About
- Sickle cell disease is an inherited disease that affects hemoglobin, the oxygen-carrying protein that is inside red blood cells.
- People with sickle cell disease do not have enough healthy red blood cells to carry oxygen throughout the body. Normal red blood cells are round, but in sickle cell disease, red blood cells are crescent-shaped, or “sickle” shaped. This abnormality is due to the abnormal hemoglobin in the red blood cells, which causes them to become stuck in blood vessels, blocking them, and restricting blood flow to different parts of the body.
- Complications of sickle cell disease range from fatigue to stroke, infections, and pain in the bones and chest that require hospital visits.
- Sickle cell disease affects about 1 in every 500 African Americans in the United States, about 1 in 1,000 to 1,400 Hispanic Americans and it is the most common genetic disease in the world.
- Sickle cell disease is most common among people whose families come from Africa, South or Central America, Caribbean Islands, Mediterranean countries, India and Saudi Arabia.
- The most common types of sickle cell disease in the United States are:
- Sickle cell anemia
- Sickle hemoglobin C disease (also known as hemoglobin Hb SC disease)

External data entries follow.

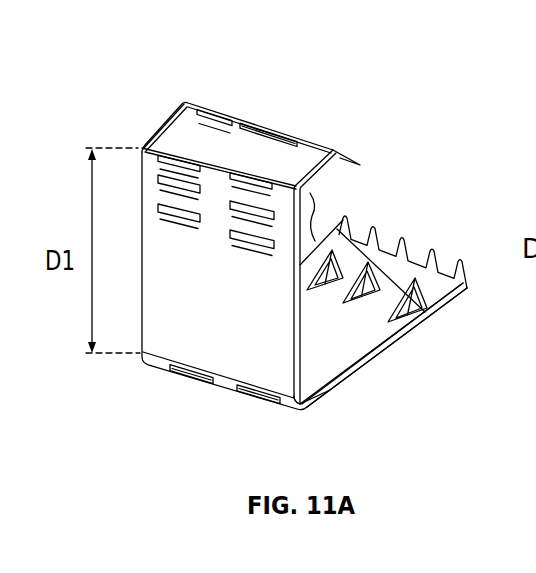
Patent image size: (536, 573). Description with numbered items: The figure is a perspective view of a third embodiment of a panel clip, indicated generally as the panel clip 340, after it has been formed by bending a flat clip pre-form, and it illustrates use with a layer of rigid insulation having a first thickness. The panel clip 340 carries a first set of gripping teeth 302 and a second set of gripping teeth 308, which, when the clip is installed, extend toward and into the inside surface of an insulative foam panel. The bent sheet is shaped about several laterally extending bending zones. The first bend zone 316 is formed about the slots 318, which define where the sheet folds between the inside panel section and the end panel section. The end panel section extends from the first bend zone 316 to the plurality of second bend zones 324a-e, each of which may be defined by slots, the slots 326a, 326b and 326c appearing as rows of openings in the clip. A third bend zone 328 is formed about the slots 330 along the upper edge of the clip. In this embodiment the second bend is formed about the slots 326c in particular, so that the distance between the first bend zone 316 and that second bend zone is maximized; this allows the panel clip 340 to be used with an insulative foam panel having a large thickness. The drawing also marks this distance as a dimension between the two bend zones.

The panel clip 340 is at (394, 50).
The third bend zone 328 is at (177, 98).
The slots 330 is at (208, 112).
The slots 326c is at (300, 142).
The slots 326b is at (230, 209).
The slots 326a is at (273, 246).
The gripping teeth 302 is at (317, 227).
The second bending zones 324a-e is at (428, 310).
The gripping teeth 308 is at (422, 331).
The first bending zone 316 is at (337, 395).
The slots 318 is at (193, 378).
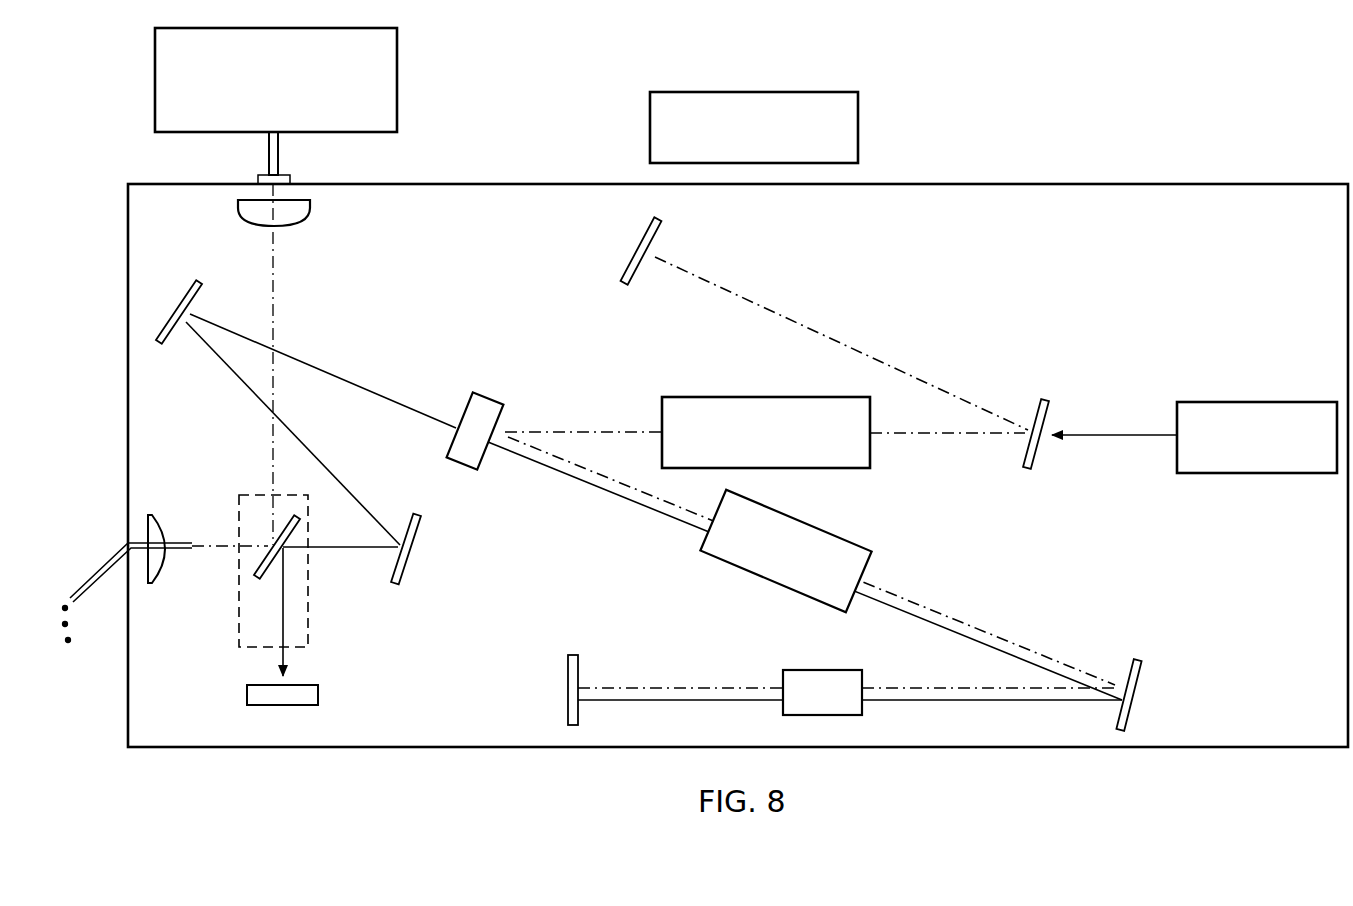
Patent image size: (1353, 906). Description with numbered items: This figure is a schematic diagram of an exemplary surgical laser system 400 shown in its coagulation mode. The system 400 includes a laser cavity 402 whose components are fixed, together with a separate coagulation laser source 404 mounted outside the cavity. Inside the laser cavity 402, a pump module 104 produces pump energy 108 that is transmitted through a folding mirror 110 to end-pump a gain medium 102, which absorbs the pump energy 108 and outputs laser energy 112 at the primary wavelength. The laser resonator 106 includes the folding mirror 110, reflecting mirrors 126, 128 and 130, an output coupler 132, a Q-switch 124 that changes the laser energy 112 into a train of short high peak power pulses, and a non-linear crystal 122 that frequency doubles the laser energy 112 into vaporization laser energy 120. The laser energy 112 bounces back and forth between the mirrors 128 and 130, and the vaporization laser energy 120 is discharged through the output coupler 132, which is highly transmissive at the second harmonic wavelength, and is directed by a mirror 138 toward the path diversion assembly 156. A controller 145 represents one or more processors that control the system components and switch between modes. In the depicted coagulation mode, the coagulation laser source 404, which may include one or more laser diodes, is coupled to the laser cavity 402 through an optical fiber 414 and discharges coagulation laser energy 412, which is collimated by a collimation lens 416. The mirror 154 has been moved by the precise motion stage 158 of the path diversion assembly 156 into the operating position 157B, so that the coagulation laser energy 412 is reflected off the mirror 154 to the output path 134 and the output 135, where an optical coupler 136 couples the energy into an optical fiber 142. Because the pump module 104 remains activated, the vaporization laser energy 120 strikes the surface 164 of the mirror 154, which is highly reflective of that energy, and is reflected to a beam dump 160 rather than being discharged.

The surgical laser system 400 is at (1158, 62).
The laser cavity 402 is at (1063, 184).
The coagulation laser source 404 is at (398, 43).
The optical fiber 414 is at (280, 156).
The collimation lens 416 is at (300, 222).
The coagulation laser energy 412 is at (277, 300).
The controller 145 is at (690, 92).
The mirror 138 is at (188, 292).
The vaporization laser energy 120 is at (322, 373).
The laser energy 112 is at (845, 345).
The output coupler 132 is at (470, 464).
The gain medium 102 is at (763, 397).
The reflecting mirror 130 is at (628, 258).
The folding mirror 110 is at (1048, 400).
The pump module 104 is at (1228, 402).
The pump energy 108 is at (1105, 437).
The Q-switch 124 is at (755, 582).
The reflecting mirror 126 is at (1140, 675).
The laser resonator 106 is at (1112, 550).
The reflecting mirror 128 is at (568, 661).
The non-linear crystal 122 is at (818, 672).
The optical coupler 136 is at (150, 514).
The optical fiber 142 is at (78, 592).
The output 135 is at (124, 516).
The output path 134 is at (210, 520).
The path diversion assembly 156 is at (222, 638).
The operating position 157B is at (328, 650).
The mirror 154 is at (292, 516).
The surface 164 is at (290, 565).
The motion stage 158 is at (308, 593).
The beam dump 160 is at (293, 700).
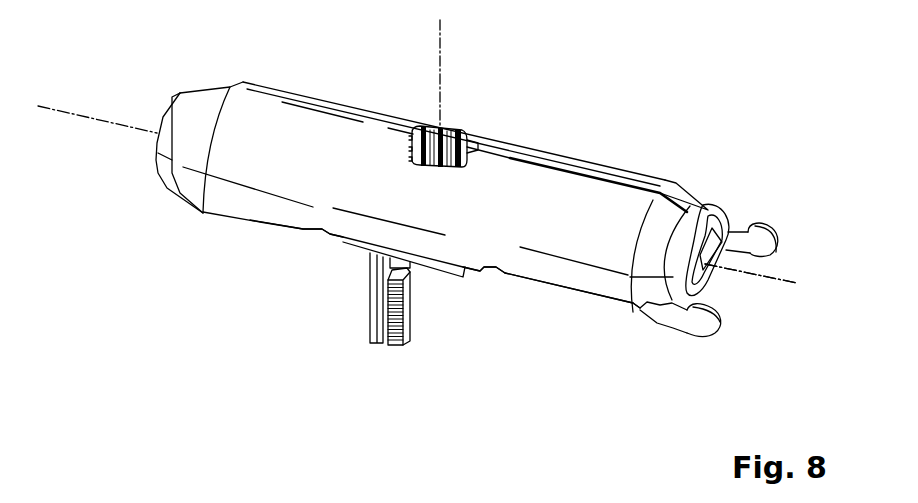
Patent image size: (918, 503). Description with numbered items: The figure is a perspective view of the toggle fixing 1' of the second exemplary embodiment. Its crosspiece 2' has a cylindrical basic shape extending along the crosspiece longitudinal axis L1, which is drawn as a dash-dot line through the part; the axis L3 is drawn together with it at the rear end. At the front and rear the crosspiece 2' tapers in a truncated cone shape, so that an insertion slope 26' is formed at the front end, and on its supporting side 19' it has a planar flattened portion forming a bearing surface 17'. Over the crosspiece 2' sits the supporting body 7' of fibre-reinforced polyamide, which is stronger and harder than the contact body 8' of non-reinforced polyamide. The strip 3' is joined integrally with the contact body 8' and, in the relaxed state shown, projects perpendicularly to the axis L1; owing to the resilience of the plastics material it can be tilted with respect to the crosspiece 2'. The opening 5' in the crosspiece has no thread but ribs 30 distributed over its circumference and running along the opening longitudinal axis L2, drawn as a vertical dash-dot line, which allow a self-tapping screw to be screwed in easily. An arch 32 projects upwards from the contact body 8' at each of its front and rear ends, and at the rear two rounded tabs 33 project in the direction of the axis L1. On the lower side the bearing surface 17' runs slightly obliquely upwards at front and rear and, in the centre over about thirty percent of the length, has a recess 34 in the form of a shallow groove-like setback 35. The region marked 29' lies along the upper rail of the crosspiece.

The toggle fixing 1' is at (440, 192).
The crosspiece 2' is at (475, 131).
The strip 3' is at (361, 300).
The opening 5' is at (454, 108).
The supporting body 7' is at (396, 93).
The contact body 8' is at (296, 262).
The bearing surface 17' is at (569, 317).
The supporting side 19' is at (633, 349).
The insertion slope 26' is at (230, 114).
The rail reinforcement 29' is at (598, 157).
The ribs 30 is at (470, 147).
The arch 32 is at (178, 97).
The rounded tabs 33 is at (703, 337).
The recess 34 is at (483, 283).
The groove-like setback 35 is at (470, 276).
The crosspiece longitudinal axis L1 is at (768, 281).
The opening longitudinal axis L2 is at (437, 30).
The longitudinal axis L3 is at (751, 273).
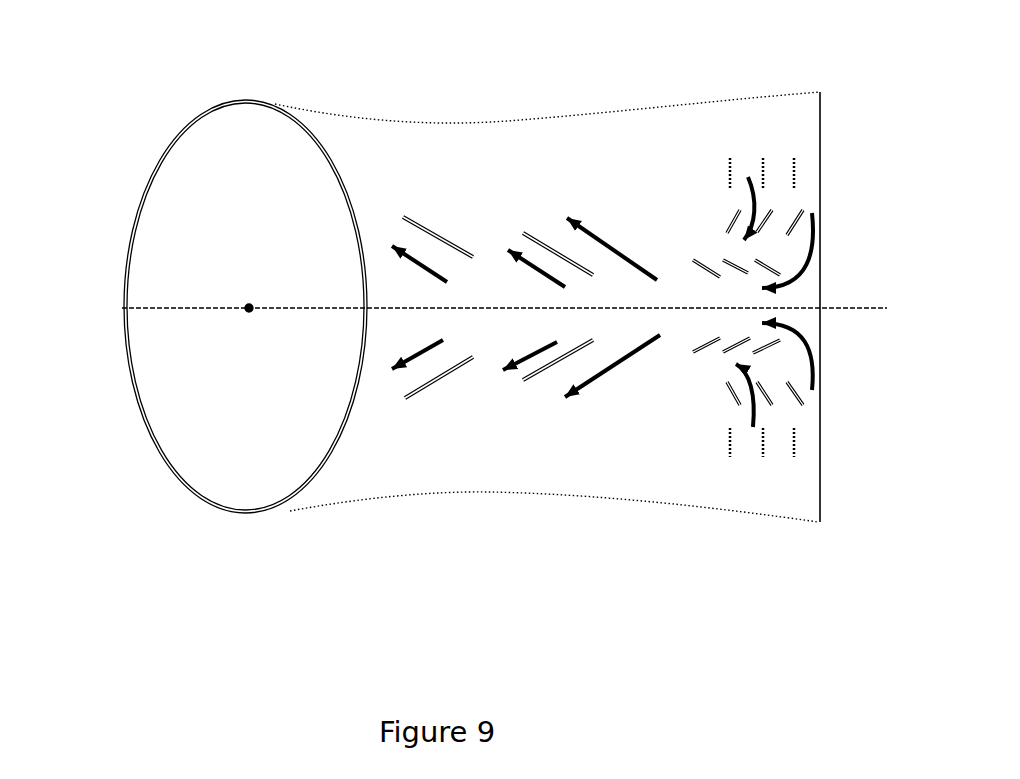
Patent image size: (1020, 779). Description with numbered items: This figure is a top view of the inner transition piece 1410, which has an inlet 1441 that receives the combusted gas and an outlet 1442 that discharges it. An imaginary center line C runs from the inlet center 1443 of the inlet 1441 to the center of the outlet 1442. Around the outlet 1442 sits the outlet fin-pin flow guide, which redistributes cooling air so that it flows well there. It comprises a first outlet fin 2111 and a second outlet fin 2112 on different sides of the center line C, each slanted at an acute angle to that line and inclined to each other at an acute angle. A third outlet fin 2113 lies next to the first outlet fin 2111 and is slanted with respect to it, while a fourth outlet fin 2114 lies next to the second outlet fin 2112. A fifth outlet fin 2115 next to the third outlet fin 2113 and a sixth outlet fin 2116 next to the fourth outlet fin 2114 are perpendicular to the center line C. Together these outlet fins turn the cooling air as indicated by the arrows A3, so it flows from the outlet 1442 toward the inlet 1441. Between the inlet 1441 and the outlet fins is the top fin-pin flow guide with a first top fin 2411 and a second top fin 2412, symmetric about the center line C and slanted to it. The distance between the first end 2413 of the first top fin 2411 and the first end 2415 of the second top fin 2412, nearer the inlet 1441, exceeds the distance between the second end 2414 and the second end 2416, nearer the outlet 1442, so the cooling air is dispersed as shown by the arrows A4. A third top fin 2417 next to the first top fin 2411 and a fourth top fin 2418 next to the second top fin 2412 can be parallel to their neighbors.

The inner transition piece 1410 is at (15, 101).
The inlet 1441 is at (180, 191).
The outlet 1442 is at (846, 382).
The inlet center 1443 is at (242, 313).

- Sickle beta thalassemia disease
How Stem Cell Research Can be Used to Treat Sickle Cell Disease
There is a currently available and potentially curative stem cell therapy for a limited population of sickle cell patients. Stem cell transplants (SCT) involves the replacement of the sickle cell disease patient’s bone marrow with healthy bone marrow stem cells. There are major limitations to this approach, however, including: age of the recipient, availability of a donor match, use of immunosuppression, etc. This highlights the need for further identification of alternative approaches for older patients who do not have matched siblings. These alternative approaches include:
- Using stem cells from the patients themselves, correcting the genetic defect, and then reintroducing the modified stem cells to the patient to create new and healthy blood systems.
- Identifying safer and less toxic methods of bone marrow eradication to prepare the recipient for new donor stem cells.
CIRM’s Progress: Selected Research Highlights
- CIRM has funded three clinical trials in California:
- In a Phase 1 clinical trial, researchers at UCLA are combining stem cells and gene therapy to remove bone marrow from people with sickle cell disease, isolating the stem cell population, fixing the genetic mutation that causes sickle cell disease so that the cells produce a correct version of hemoglobin. The modified cells are then reintroduced to the patient in order to create a healthy blood system with healthy blood cells.
- In a Phase 1 clinical trial, researchers at City of Hope, Beckman Research Institute are studying a way to eliminate the sickle cell patient’s bone marrow cells with a technique that is much milder and less toxic than standard chemotherapy. By doing so, the patient can then be prepared for a stem cell transplant without high risk of rejection.
- In a Phase 1 clinical trial, researchers at ExCellThera, Inc. are expanding and using cord blood stem cells from healthy donors to mitigate the challenge of donor matching and availability.